Payments for facilitation are only permissible in extremely few circumstances. A facilitation payment is defined as behaviour (offering, providing, or receiving a benefit of modest value) carried out solely or mostly for the purpose of speeding or securing the fulfillment of a minor government activity. Only where there is a question of whether a person has bribed a foreign public official does the facilitation offence apply outside of Australia. The person does not commit the primary international bribery offence if the bribe is a facilitation payment and the statutory prerequisites for that payment are met. Australia’s preservation of the facilitation payment defense has long been criticized in Australia and by the Organization for Economic Cooperation and Development. It is still included in the Criminal Code.
As a matter of law, the bribe’s value is irrelevant. What matters is the purpose to influence the recipient to act in a certain way in the context of their job. As a result, little gifts or benefits given in the ordinary course of business could theoretically be considered corruption if it can be demonstrated that they were given with this specific goal. In practice, in the case of low-value advantages, such intent will be ruled out. As a result, isolated low-value presents such as flowers, lunch, a pen with the company logo, or a bottle of wine are unlikely to be considered bribes. Facilitation payments are not permitted under Belgian law as a matter of principle and in light of the foregoing.
Despite the fact that facilitation payments almost always result in an unfair advantage, they are not specifically specified under French criminal law. There are currently no regulations or criteria in place under French criminal law to determine when a facilitation payment is allowed. Bribery should not be camouflaged by the abuse of the word “facilitation payments,” which the OECD Convention finds appropriate under limited, narrow situations (minor payments, for example, to acquire permission to unload goods in a port), according to the European Parliament. It has asked “Member States to agree to reject this notion, or to apply it only in severe circumstances,” according to the report. Case law: French courts have traditionally applied a broad interpretation to the term “undue advantage.” Self-appreciation: It is the responsibility of the appropriate individual to determine whether a facilitation payment is legal. The AFA expressly states: For entities subject to the Sapin II Act (see question 4.1), the AFA expressly states: under its instructions, states that all facilitation payments (regardless of quantity or frequency) can be prosecuted for corruption; and demands that restrictions on facilitation payments be included in their compliance programs.
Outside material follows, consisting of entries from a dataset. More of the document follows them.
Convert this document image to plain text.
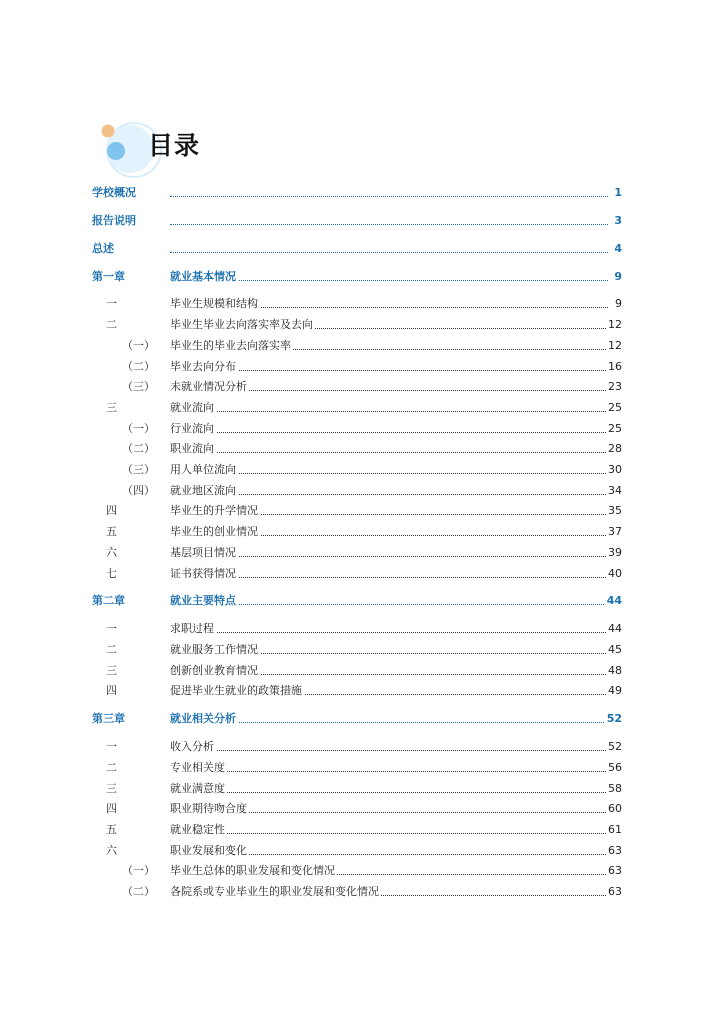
目录
学校概况	1
报告说明	3
总述	4
第一章	就业基本情况	9
一	毕业生规模和结构	9
二	毕业生毕业去向落实率及去向	12
（一） 毕业生的毕业去向落实率	12
（二） 毕业去向分布	16
（三） 未就业情况分析	23
三	就业流向	25
（一） 行业流向	25
（二） 职业流向	28
（三） 用人单位流向	30
（四） 就业地区流向	34
四	毕业生的升学情况	35
五	毕业生的创业情况	37
六	基层项目情况	39
七	证书获得情况	40
第二章	就业主要特点	44
一	求职过程	44
二	就业服务工作情况	45
三	创新创业教育情况	48
四	促进毕业生就业的政策措施	49
第三章	就业相关分析	52
一	收入分析	52
二	专业相关度	56
三	就业满意度	58
四	职业期待吻合度	60
五	就业稳定性	61
六	职业发展和变化	63
（一） 毕业生总体的职业发展和变化情况	63
（二） 各院系或专业毕业生的职业发展和变化情况	63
It is critical to identify if a discount is a legitimate customer-oriented business strategy or an undesirable unfair relationship beginning when evaluating the admissibility of discounts and bonuses. Arguments against admissibility include an unusually high level of the relevant benefit and a small variance. On the other hand, the routine negotiation of discounts in a transparent and well-documented manner creates no problems. Ireland is a country in Europe. In Irish law, there is no distinction between facilitation payments and other forms of corruption. As a result, if a payment falls within the scope of the Corruption Act, the individuals or corporations involved may be charged with a crime.
Under Article 322 quinquies of the Swiss Crimi, anyone who offers, promises, or gives an undue advantage to a member of a Swiss judicial or other authority, a public official, an officially appointed expert, translator or interpreter, an arbitrator, or a member of the armed forces in order for the person to carry out his or her official duties faces a fine or up to three years in prison (SCC). The individual who accepts such a facilitation payment is subject to the SCC’s Article 322sexies. As a result, granting or accepting an advantage is illegal in Switzerland. In colloquial terminology, such unethical behavior is referred to as a “grease payment.” Because they fall outside the scope of the SCC, facilitation payments to foreign public officials are not sanctioned under Swiss law. UK Regardless of their amount or frequency, facilitation payments have always been prohibited in the United Kingdom. That was the case prior to the UK Bribery Act’s implementation. An enforcement agency will evaluate whether it is in the public interest to prosecute in relation to facilitation payments when deciding whether to prosecute. It’s more likely that you’ll face charges if: Payments have been made in substantial amounts or on a regular basis; Payments were scheduled or accepted as part of a typical corporate practice; Payments imply that an official has been corrupted; or There has been a blatant disregard for any existing policy on facilitation payments.
Facilitation payments are controlled, and the Federal Penal Code’s Articles 234 and 237 apply once again. In 2016, the code was changed to allow international public officials to be included, expressly to combat such situations. In this instance, the sanctions outlined in Articles 234 and 237 will also apply.
Any facilitating or expediting payment to a foreign official, political party, or party official, the objective of which is to expedite or secure the performance of a regular governmental activity by a foreign official, political party, or party official (18 USC 78dd-1(b)) is exempt from the FCPA. This exception only applies to non-discretionary government actions, such as “processing visas, providing police protection or mail service, and supplying utilities such as phone service, power, and water” (DOJ and SEC, “A Resource Guide to the US Foreign Corrupt Practices Act,” at 25 (2012, updated 2015).